In fact, I would argue that, any metric that has the total number of visitors (users) in the denominator would possibly has this issue. One potential reason is that, like the CTR example mentioned above, the particular way the product is optimized might drive away some users, reducing the number of \( V_{c} \) but still, make some heavily engaged users more engaged, driving relative more \( N_{c} \). Thus, even though \( V_{c} \) and \( N_{c} \) may decrease altogether but the ratio may increase significantly.

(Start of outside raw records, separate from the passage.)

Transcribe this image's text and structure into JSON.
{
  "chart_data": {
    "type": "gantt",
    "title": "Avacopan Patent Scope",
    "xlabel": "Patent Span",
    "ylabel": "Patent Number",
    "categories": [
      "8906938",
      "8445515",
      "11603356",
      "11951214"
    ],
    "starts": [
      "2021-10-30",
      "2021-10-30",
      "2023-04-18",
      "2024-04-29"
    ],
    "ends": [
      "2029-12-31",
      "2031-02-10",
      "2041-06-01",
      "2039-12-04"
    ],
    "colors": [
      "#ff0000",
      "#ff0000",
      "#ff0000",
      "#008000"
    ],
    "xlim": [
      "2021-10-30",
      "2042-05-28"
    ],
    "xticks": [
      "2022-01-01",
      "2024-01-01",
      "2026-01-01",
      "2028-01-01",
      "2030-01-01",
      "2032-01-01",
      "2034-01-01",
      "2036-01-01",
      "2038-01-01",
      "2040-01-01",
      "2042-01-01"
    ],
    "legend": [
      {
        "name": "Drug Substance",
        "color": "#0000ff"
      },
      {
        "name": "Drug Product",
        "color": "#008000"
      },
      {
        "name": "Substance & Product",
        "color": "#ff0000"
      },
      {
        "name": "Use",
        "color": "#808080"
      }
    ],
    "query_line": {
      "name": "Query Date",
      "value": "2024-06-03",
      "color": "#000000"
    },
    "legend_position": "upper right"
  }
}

OK, if that’s the case, what we can do after all? One alternative is to measure \( \theta_{2} = P( c=1 | \Omega ) = \int P( c  | v  ) P( v  | \Omega )\, dv \) where \( \Omega \) represents the whole population. The idea is to measure how likely a random user in the whole universe would click on your product rather than a visitor who has been on your product already. This is, of course, much more harder to accurately compute.

One way to compute \( P(v = 1 | \Omega) \) is to gather some data from Internet or mobile devices to have the total number of visitors per month or per year and therefore, you can see how popular your product is.